ON CHANGING EOP WITH THE TIMES
“If you’re really running a good student services program, you look at your clients… You’re constantly doing adjustments, sometimes it’s minute, sometimes it’s major.” For example, EOP under Howell’s leadership implemented the Winter Intersession to help prepare students for their next semester of classes before the program went universitywide. Now EOP is developing a senior seminar on life skills (“Kids have a job, but may not know how to pay bills.”), and designing a session about geographic diversity — the latter aimed at students who are bound for jobs and careers in a radically different environment than what they are used to, from big cities to rural towns for instance.

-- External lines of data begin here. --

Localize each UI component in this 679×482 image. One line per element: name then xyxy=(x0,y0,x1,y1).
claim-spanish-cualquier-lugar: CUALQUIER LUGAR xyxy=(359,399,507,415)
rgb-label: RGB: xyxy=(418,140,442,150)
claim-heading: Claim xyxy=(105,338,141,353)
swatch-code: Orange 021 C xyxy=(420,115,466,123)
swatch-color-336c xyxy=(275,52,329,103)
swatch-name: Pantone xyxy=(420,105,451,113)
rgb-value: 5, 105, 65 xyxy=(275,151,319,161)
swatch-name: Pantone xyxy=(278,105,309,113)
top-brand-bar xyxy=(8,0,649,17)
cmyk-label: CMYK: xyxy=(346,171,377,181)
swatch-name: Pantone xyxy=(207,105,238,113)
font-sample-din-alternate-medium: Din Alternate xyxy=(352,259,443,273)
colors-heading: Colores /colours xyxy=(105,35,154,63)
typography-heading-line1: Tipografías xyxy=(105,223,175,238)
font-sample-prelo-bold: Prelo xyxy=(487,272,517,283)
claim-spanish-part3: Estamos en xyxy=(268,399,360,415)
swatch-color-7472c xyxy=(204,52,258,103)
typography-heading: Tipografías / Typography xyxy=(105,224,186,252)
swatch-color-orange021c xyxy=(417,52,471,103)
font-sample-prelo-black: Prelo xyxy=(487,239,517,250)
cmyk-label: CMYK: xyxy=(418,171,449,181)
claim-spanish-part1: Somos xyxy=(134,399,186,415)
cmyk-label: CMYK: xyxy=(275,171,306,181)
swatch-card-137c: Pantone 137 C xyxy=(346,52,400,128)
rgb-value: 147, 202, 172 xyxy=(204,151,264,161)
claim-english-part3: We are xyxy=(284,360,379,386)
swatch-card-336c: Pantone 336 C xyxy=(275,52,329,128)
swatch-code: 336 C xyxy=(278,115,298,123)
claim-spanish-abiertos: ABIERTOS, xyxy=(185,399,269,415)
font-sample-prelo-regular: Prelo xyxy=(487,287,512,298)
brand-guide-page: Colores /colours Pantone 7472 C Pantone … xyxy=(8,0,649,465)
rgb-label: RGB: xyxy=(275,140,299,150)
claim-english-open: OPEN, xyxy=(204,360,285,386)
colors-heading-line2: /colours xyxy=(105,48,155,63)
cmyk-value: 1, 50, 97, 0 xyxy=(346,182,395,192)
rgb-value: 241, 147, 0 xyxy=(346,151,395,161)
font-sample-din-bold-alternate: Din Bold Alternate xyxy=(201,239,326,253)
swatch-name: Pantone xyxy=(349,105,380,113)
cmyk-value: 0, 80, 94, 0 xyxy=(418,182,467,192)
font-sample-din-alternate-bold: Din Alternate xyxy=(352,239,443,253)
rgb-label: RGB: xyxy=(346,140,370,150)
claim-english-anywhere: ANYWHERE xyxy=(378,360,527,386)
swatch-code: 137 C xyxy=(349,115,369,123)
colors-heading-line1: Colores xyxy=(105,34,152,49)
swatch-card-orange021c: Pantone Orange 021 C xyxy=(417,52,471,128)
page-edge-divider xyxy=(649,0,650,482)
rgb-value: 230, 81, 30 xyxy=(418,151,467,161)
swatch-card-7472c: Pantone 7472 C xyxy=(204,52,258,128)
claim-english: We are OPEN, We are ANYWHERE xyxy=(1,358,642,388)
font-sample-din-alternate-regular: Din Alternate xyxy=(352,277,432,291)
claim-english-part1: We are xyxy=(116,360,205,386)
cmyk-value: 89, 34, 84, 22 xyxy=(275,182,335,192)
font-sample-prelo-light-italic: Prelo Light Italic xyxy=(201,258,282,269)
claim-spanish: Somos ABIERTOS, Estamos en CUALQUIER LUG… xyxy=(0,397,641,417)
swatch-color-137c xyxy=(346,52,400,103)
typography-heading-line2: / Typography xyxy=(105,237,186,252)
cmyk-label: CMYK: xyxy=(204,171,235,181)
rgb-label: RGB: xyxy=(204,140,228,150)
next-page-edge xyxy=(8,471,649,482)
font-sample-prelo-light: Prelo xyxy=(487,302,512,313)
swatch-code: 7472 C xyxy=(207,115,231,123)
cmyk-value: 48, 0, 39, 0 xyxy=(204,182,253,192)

ON REMAINING FOCUSED ON EOP’S SENSE OF FAMILY
“I’ve been at maybe 20 weddings so far. At some of them I’ve been asked to be the representative father. At some of them I’ve been asked to be the person who spoke… I can say that at other programs there’s a kind of a sense of family, but ours is very strong and we intentionally do it that way. We really do. We want them to depend on each other more than anything else… I’ve got a lot of sons. I have one biological son, but I’ve got a lot of sons.”
ON LEAVING A LEGACY
Howell’s innate calling for facilitating students’ journeys through higher education took him to Indiana State University, Indiana University, University of Texas and Howard University before NJIT, where he spent his first four years as executive director of consortium programs at The Center for Pre-College Programs. He figures that over the course of his career he has helped close to 11,000 students get into and graduate from college. “It’s scary to me…scary positive.”